Many aspects of Bitcoin echo the core characteristics of gold.
Gold is scarce, hard to mine and a great store of value. Bitcoin emulates these traits as best it can. It’s scarce, as only 21 million Bitcoins will ever exist, it’s hard to mine, and it has quickly become a great store of digital value in this ever-progressing digital world.
Mining can be a weird concept to get your head around but, before ploughing into it, we’re going to go into a bit of background using the Bitcoin network as an example.
Every time a transaction is made, the details of that transaction get stored in a block. Every ten minutes we have a new block filled with all the transactions made during that ten-minute period. Imagine holding a bucket under an ice dispenser for ten minutes and every ice cube dispensed being a transaction. At the end of that ten-minute window, the bucket would be sealed and replaced with a new bucket. Each bucket (or block) is then added to the chain of buckets before it, thereby creating a blockchain.
Now imagine that this blockchain is simply a spreadsheet that details a big list of blocks: open source, decentralized, transparent and immutable. That’s the basics of blocks and a blockchain. Currently, Bitcoin blocks are 1 megabyte in size and contain an average of 2,000 transactions.
Rewarding the bitcoin miners
This is where the miners come in. They act as auditors. They go through every single transaction and verify it.
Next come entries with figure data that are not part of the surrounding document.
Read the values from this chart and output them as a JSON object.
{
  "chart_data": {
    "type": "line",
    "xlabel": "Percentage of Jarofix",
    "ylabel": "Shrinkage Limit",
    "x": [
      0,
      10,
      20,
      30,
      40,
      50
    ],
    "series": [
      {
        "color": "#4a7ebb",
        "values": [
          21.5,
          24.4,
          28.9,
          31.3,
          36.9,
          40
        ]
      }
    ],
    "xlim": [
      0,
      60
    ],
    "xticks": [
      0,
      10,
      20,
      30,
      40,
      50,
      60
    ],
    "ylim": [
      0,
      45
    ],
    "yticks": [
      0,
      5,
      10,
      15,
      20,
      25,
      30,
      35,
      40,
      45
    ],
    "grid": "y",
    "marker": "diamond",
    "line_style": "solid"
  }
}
But in order to motivate people to verify and keep the blockchain audited and functioning, you have to reward them. The way this works is that every block has a password and whoever comes up with the closest guess within a ten-minute timeframe wins the block and gets rewarded.
The creator(s) of Bitcoin wanted to make it a scarce and a deflationary asset like gold, so they programmed the Bitcoin algorithm to decrease the reward paid out for each mined block over time. At the start, the reward was 50 Bitcoins per block, but it halves every four years. As of November 2017 the reward is 12.5 Bitcoins. The algorithm will get harder and harder, with ever-decreasing rewards until the last Bitcoin is mined in the year 2140.
This is a bit like me writing down a number between 1 and 1,000, putting it in an envelope with 12.5 BTC (Bitcoins), then giving a group of friends ten minutes to guess the number. They can have as many guesses as they like and, at the end of the ten minutes, whoever guesses it first, or gets closest, wins. The guess has to be either equal to or lower than the actual number to count. In the event of a draw, whoever made the most guesses and put the most work in wins the reward. It’s called a ‘proof of work’ system and it’s extremely energy-intensive.
Back in the real world, miners have to guess a 64-digit hexadecimal password – in other words, a password that includes numbers and digits and looks something like this: 0000000000000000032frc108cf6130q99i27c5702303e1w169tt50m7pl3338eb. As you can imagine, it takes a lot of computing power to guess something like this and, as time goes by, it’s becoming increasingly difficult to be a profitable miner unless you have an expensive, fully dedicated mining rig. A mining rig is basically a large number of specially designed single-purpose GPUs that just crunch numbers in order to guess as many combinations as possible. The biggest cost is electricity. It burns through it and the rig produces a lot of heat, so you need to spend more on cooling equipment to prevent it from burning itself out. That’s why so many of the world’s biggest mining operations are either done in cold countries like Iceland or in areas where electricity is cheap, either through government subsidies or hooked into renewable energy plants like dams and wind turbines. Gone are the days where you could mine a few hundred Bitcoin from your laptop.